Other Theories Of What Crashed At Roswell - CoverUps.com

In addition to the two primary theories/stories of the Roswell crash (alien flying saucer; weather balloon), some other theories have been put forth over the years, including:

1. What was found may have been a captured, German-built V-2 unguided ballistic missile known to have been test-fired from the White Sands proving ground, less than a hundred miles southwest of Corona, New Mexico. This might account for the finding of unfamiliar parts. As for the bodies that were found some distance from the debris field, some proponents of the rocket explanation suggest they were nothing more exotic than monkeys that had been lofted into near-space as part of a biological test program that would eventually lead to manned space flight.
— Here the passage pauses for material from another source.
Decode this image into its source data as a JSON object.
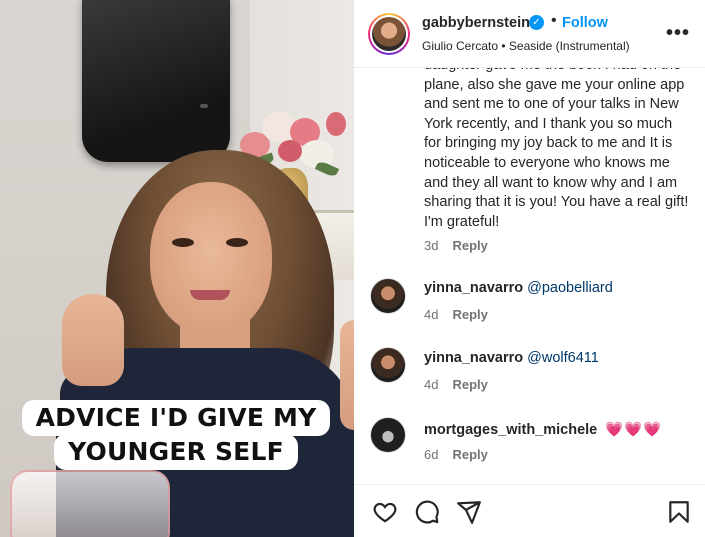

2. From November 1944, through April 1945, the Japanese launched more than nine thousand crude, gas-filled balloons, each carrying fifty to seventy-five pounds of incendiary or high-explosive bombs. As many as a thousand of them may have ridden the prevailing winds all they way to North America. One of these may have crashed at Roswell.

While some of these balloons actually did make it to America, starting several fires and killing six Americans, it is unlikely that a balloon from Japan stayed aloft for two years before crashing in Roswell, 1947, since the last Japanese balloon launch was in 1945.

3. There is always the possibility that what crashed on the Foster ranch and even at the plains of San Agustin, was connected to the test flight of a secret American airplane or missile. At any one time, various secret vehicles are being tested in the wide open spaces of the West where the chances of their being seen accidentally are at a minimum. This was true in 1947 and it is certainly true today.

4. Some people believe that what crashed at Roswell was a secret Soviet weapon. This was probably a reasonable theory in 1947, when the U.S. government was concerned that the Soviets might have leaped far ahead of America using captured Nazi German technology and scientists. Today, however, based on our thorough knowledge of early Soviet jet airplanes and rockets, this theory doesn't seem to hold water.